The mother had committed suicide.
7
The bridegroom welcomed Erlendur into his office. He was a quality and marketing manager for a wholesaling company that imported breakfast cereal from America and Erlendur, who had never tasted American breakfast cereal in his life, pondered as he sat down in the office what a quality and marketing manager at a wholesaling company actually did. He couldn't be bothered to ask. The bridegroom was wearing a well-ironed white shirt and thick braces and he had rolled up his sleeves as if managing quality issues required every ounce of his strength. Average height, a little chubby and with a ring of beard around his thick-lipped mouth. Viggo was his name.
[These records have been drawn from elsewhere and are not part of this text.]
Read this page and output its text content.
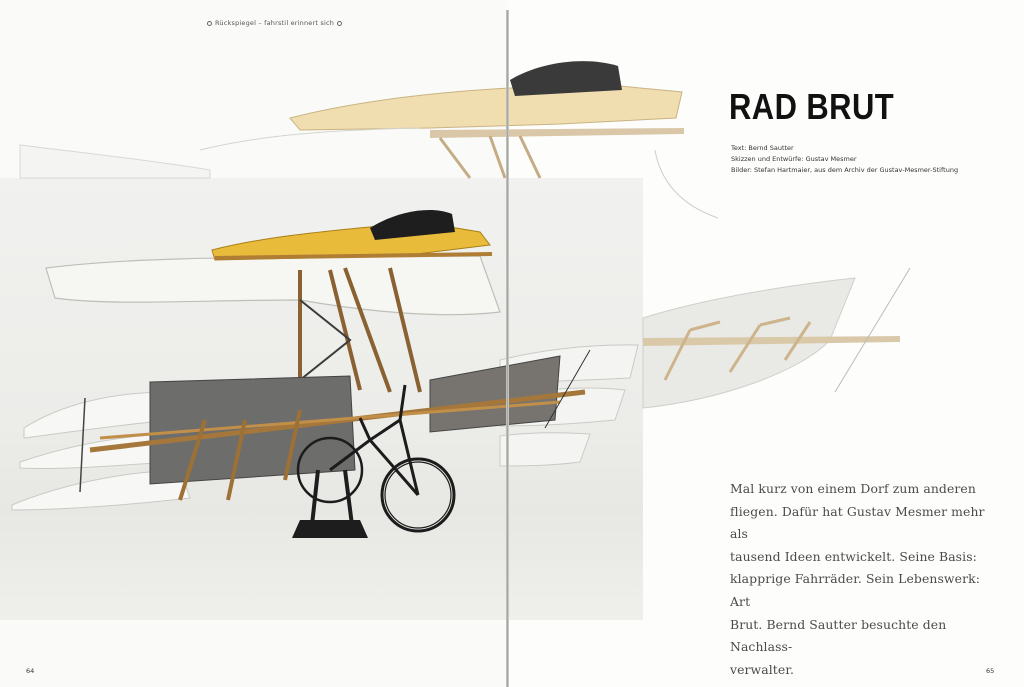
Rückspiegel – fahrstil erinnert sich
RAD BRUT
Text: Bernd Sautter
Skizzen und Entwürfe: Gustav Mesmer
Bilder: Stefan Hartmaier, aus dem Archiv der Gustav-Mesmer-Stiftung
Mal kurz von einem Dorf zum anderen
fliegen. Dafür hat Gustav Mesmer mehr als
tausend Ideen entwickelt. Seine Basis:
klapprige Fahrräder. Sein Lebenswerk: Art
Brut. Bernd Sautter besuchte den Nachlass-
verwalter.
64	65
"I haven't heard from Disa," Viggo said quickly and sat down facing Erlendur.
"Was it something you said to her that. ."
"That's what everyone thinks," Viggo said. "Everyone assumes it's my fault. That's the worst thing. The worst part of the whole business. I can't stand it."
"Did you notice anything unusual about her before she ran away? Anything that might have upset her?"
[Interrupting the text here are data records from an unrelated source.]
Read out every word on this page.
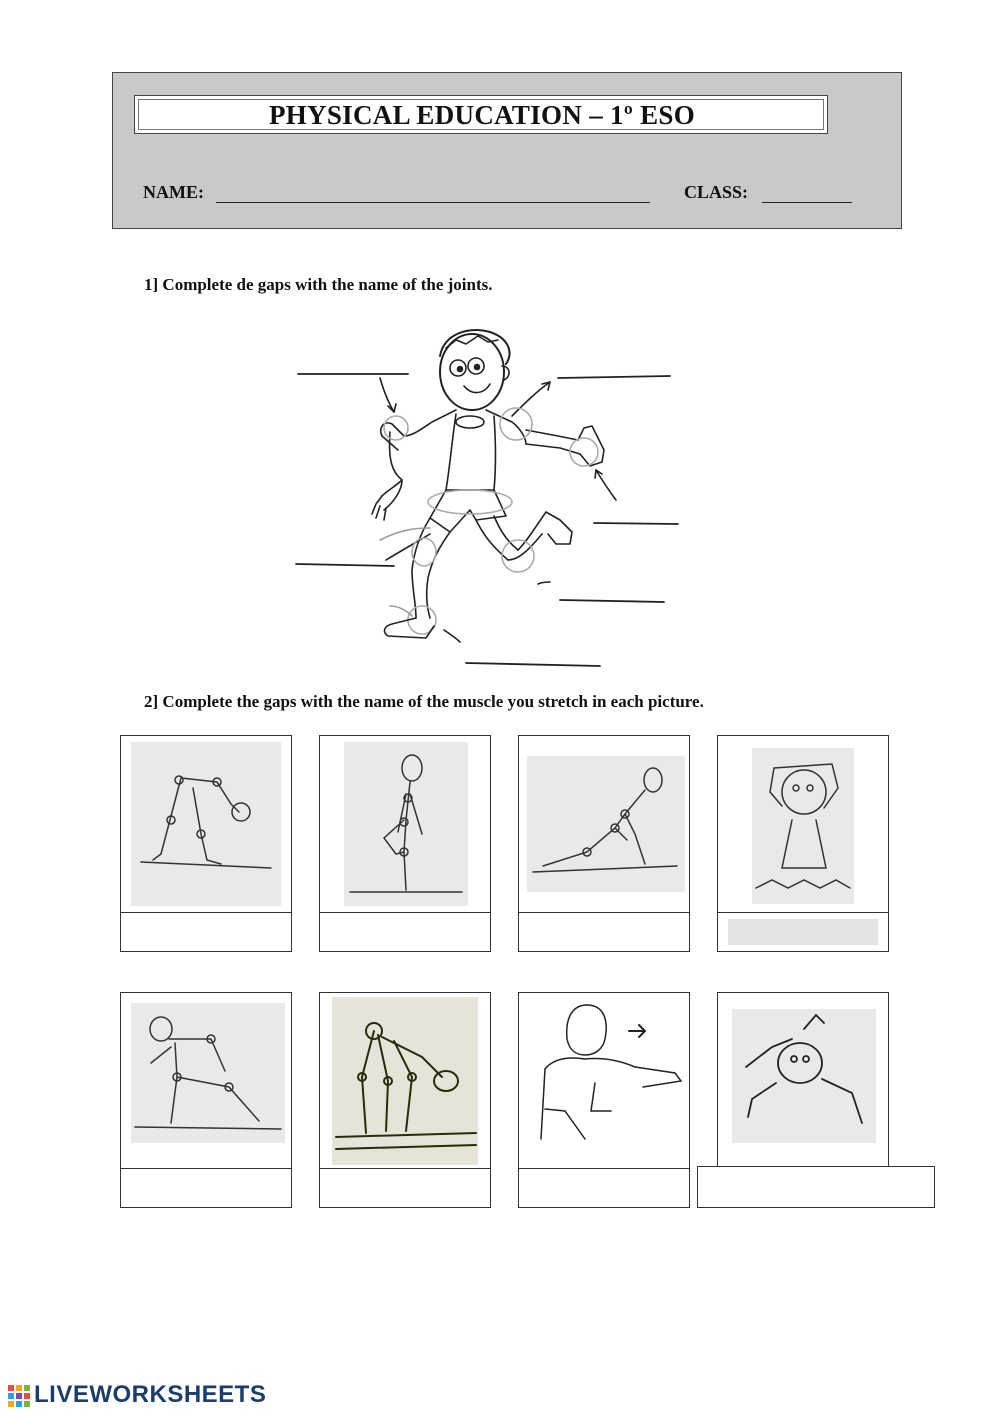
PHYSICAL EDUCATION – 1º ESO
NAME:	CLASS:
1] Complete de gaps with the name of the joints.
2] Complete the gaps with the name of the muscle you stretch in each picture.
LIVEWORKSHEETS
"Everyone was just having fun. You know, a wedding, you know what I mean."
"No."
"Surely you've been to a wedding?"
"Once. A long time ago."
"It was time for the first dance. The speeches were over and Disa's girlfriends had organised some entertainment, the accordionist had arrived and we were supposed to dance. I was sitting at our table and everyone started looking for Disa, but she was gone."
"Where did you last see her?"
"She was sitting with me and said she needed to go to the toilet."
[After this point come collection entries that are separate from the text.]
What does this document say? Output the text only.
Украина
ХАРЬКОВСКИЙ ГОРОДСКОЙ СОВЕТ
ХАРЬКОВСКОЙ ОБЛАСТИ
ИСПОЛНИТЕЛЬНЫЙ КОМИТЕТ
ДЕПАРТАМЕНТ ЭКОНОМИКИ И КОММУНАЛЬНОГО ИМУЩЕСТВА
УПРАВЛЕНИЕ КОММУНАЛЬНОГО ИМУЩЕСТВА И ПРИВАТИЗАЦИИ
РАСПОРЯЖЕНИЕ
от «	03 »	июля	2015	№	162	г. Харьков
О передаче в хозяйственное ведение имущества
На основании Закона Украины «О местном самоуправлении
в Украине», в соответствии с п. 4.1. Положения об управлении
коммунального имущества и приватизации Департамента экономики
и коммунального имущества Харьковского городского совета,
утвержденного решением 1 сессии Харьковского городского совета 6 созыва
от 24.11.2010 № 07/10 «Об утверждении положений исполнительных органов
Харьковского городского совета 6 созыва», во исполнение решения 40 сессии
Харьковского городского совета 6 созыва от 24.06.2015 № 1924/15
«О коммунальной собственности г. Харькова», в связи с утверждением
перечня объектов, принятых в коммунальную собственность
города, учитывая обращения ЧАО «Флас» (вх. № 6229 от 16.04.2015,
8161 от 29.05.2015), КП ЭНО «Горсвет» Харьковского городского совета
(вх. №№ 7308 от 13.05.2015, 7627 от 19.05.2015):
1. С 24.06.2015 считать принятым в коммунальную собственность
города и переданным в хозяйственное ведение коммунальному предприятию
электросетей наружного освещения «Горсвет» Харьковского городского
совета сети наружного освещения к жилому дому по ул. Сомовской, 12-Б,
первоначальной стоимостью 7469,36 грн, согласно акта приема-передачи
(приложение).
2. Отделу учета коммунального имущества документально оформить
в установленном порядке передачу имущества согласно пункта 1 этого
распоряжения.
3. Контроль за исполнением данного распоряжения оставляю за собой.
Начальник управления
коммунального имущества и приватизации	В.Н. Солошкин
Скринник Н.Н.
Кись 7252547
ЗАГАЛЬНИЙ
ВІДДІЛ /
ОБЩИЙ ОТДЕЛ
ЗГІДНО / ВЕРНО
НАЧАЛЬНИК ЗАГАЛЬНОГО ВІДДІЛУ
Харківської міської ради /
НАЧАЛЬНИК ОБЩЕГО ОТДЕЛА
"And did you say anything that could have made her sulk?"
"Not at all! I gave her a kiss and told her to be quick."
"How much time passed from when she left until you started looking for her?"
"I don't know. I sat down with my friends and then went outside for a smoke — all the smokers had to go outside — I talked to some people there and on the way out and back, sat down again and the accordionist came over and talked to me about the dance and music. I talked to some other people, I guess it must have been half an hour, I don't know."
"And you never saw her during that time?"
"No. When we realised she was gone it was a total disaster. Everyone stared at me as though it was my fault."
"What do you think has happened to her?"
"I've looked everywhere. Spoken to all her friends and relatives but no-one knows a thing, or that's what they say anyway."
"Do you think someone's lying?"
"Well, she must be somewhere."
"Did you know she left a message?"
"No. What message? What do you mean?"
"She hung a card on the message tree thing. 'He's a monster, what have I done?' it said. Do you know what she means by that?"